Protesters hold signs in support of Ruben Garcia Villalpando, who was fatally shot by a Grapevine police officer last month, on Tuesday, March 3, 2015 at Grapevine City Hall in Grapevine, Texas. Dominique Alexander, left, speaks to the city council in support of Garcia Villalpando. (Ashley Landis/The Dallas Morning News)
But Domingo Garcia, the attorney for Garcia Villalpando’s family, said he didn’t know Alexander until the council meeting. And Garcia said Alexander called him beforehand to tell him he would be at the meeting, not the other way around.

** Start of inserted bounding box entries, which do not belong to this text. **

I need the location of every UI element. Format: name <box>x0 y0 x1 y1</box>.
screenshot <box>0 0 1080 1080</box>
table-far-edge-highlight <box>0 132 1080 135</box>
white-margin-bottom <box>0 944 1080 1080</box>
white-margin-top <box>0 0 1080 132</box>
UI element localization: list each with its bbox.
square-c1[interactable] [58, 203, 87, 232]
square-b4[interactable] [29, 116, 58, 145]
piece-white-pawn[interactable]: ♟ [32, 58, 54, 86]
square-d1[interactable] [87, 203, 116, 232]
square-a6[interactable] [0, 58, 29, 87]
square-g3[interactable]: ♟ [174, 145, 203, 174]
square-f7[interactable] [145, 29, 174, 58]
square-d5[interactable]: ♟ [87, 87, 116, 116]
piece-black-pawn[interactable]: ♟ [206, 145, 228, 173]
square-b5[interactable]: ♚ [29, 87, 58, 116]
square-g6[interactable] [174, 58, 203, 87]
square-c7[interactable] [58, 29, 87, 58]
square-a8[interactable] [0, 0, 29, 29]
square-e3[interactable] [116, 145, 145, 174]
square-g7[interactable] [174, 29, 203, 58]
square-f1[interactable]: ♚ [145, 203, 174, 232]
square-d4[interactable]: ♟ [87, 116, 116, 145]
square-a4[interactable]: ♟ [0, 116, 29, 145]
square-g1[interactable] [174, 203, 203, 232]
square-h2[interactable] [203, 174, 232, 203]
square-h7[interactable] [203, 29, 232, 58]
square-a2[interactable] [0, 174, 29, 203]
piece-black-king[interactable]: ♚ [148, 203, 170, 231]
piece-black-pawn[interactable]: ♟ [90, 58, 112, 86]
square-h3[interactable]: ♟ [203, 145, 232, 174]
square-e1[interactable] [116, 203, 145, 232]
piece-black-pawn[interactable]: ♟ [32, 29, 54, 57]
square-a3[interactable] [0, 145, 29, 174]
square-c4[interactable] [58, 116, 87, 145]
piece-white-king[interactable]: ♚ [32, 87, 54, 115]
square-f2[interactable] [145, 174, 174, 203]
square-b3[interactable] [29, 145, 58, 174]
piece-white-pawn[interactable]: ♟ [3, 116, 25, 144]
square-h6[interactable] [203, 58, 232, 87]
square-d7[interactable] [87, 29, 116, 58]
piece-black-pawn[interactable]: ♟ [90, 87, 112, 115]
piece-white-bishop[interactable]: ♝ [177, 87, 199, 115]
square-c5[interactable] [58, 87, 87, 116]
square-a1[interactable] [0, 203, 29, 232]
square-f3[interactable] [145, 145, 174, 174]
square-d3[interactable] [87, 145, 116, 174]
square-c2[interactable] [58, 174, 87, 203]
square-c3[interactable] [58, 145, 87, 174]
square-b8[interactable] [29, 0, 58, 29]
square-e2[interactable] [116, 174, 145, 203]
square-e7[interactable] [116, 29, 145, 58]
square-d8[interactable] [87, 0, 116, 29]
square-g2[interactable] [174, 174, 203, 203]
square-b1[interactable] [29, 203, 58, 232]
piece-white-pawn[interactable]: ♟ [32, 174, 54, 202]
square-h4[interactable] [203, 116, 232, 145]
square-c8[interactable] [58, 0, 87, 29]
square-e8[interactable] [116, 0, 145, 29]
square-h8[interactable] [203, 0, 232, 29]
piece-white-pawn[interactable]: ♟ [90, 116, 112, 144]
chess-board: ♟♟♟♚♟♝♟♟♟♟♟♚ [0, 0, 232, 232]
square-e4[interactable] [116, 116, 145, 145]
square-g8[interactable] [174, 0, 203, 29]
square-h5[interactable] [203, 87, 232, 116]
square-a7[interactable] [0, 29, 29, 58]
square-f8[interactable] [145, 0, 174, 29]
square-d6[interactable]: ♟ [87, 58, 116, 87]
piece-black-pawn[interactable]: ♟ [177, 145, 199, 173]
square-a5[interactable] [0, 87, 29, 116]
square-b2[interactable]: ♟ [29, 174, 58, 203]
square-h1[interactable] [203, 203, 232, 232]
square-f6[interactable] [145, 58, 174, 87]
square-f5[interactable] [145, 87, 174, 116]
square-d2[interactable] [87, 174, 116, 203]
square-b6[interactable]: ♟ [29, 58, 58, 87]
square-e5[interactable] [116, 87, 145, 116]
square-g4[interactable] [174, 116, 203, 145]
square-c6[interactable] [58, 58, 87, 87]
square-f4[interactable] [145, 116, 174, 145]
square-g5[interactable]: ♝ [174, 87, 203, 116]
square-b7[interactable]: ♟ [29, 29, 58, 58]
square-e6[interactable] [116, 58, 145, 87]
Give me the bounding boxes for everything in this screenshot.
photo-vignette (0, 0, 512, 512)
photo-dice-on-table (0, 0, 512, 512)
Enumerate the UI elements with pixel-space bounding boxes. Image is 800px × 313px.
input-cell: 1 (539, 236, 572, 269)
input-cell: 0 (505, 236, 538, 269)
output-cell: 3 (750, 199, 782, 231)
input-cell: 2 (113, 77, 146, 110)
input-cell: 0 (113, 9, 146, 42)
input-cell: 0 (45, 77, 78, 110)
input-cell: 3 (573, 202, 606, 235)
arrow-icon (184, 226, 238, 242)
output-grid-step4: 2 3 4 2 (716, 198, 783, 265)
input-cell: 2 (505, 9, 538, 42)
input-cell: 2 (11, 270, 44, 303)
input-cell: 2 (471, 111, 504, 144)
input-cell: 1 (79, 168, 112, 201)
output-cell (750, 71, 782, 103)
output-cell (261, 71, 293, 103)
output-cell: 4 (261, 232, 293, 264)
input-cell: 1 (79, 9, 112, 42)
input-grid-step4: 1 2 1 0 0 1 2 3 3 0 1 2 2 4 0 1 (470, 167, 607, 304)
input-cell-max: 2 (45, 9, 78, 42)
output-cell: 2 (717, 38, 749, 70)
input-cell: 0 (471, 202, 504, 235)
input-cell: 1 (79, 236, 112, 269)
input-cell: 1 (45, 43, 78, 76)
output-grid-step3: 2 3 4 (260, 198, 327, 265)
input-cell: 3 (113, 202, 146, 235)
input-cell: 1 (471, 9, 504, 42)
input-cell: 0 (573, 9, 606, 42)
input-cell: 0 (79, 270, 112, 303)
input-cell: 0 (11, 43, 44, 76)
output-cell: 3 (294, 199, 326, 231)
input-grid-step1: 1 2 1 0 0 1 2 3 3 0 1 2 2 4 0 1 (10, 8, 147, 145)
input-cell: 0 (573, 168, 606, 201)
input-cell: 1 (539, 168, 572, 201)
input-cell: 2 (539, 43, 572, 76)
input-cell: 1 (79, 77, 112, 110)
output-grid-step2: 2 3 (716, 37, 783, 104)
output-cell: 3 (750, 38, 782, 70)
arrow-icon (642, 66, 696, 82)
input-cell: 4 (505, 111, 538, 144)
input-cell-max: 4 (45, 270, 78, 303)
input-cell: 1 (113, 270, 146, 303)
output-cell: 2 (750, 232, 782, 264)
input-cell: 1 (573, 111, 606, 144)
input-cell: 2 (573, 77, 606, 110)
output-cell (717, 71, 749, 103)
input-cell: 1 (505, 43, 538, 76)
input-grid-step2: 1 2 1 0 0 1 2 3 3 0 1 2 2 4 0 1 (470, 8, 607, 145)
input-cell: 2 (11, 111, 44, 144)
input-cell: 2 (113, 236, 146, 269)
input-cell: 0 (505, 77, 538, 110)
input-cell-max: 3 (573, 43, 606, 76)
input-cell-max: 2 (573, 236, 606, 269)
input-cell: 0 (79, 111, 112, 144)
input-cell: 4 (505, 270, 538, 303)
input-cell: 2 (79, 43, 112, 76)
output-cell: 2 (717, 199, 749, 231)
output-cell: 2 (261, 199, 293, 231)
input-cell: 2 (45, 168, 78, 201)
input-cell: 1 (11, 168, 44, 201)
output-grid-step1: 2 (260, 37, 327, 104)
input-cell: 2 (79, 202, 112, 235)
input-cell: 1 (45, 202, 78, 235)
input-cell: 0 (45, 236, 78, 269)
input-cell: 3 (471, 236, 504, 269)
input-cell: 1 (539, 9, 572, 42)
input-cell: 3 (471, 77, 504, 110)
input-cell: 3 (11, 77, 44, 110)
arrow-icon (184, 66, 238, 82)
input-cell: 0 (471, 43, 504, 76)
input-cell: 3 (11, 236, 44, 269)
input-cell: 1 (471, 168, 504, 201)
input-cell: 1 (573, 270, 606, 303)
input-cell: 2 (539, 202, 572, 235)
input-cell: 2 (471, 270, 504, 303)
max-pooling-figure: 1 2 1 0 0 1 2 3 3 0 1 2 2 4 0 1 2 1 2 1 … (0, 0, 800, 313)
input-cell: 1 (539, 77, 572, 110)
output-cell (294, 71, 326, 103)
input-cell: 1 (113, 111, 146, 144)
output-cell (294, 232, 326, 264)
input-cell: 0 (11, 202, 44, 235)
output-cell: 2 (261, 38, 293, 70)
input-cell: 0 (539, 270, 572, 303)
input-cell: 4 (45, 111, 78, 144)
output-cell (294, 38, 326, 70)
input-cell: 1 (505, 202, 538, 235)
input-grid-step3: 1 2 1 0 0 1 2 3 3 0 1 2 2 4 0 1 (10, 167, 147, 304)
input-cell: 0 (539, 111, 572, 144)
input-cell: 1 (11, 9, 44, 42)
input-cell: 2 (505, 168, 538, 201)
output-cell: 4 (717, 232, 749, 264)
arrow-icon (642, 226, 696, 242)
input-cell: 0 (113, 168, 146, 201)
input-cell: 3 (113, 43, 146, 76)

Later that month, Alexander led a protest outside the home of Parker Rice, a University of Oklahoma student who was seen on a video leading a racist chant. Alexander again said he agreed to do so at the behest of another person. The protest garnered national media attention, and Alexander was quoted often.
In April, he also became a spokesman for the family of Kierra Robinson, a 19-year-old Dallas woman killed in the crossfire of someone else’s dispute.
Alexander said his goal is to force accountability on public figures, such as police departments and politicians. He said he embraces his own past troubles and that people around him know about his troubles.
“You can’t rewrite your past,” he said. “But what you can do is write your future.”
Staff writers Dianne Solis, Naomi Martin and Julie Fancher contributed to this report.
“You can’t rewrite your past,” he said.
ReplyDeleteTell that to Barry Soetero or Soetoro.
I love finding new racist blog writers. I shall make you famous
ReplyDeleteDear Anonymous Coward,
ReplyDeleteI see you're not very well-informed. I already am famous, so you can save your threats. And the kind of people who have made me famous don't hide behind anonymity.
"It s not where you come from, it s where you re going"....I m hoping it s prison where all his fellow
ReplyDeleteblack criminal thugs are residing..lol
What self respecting white would want to touch a half naked black girl anyway?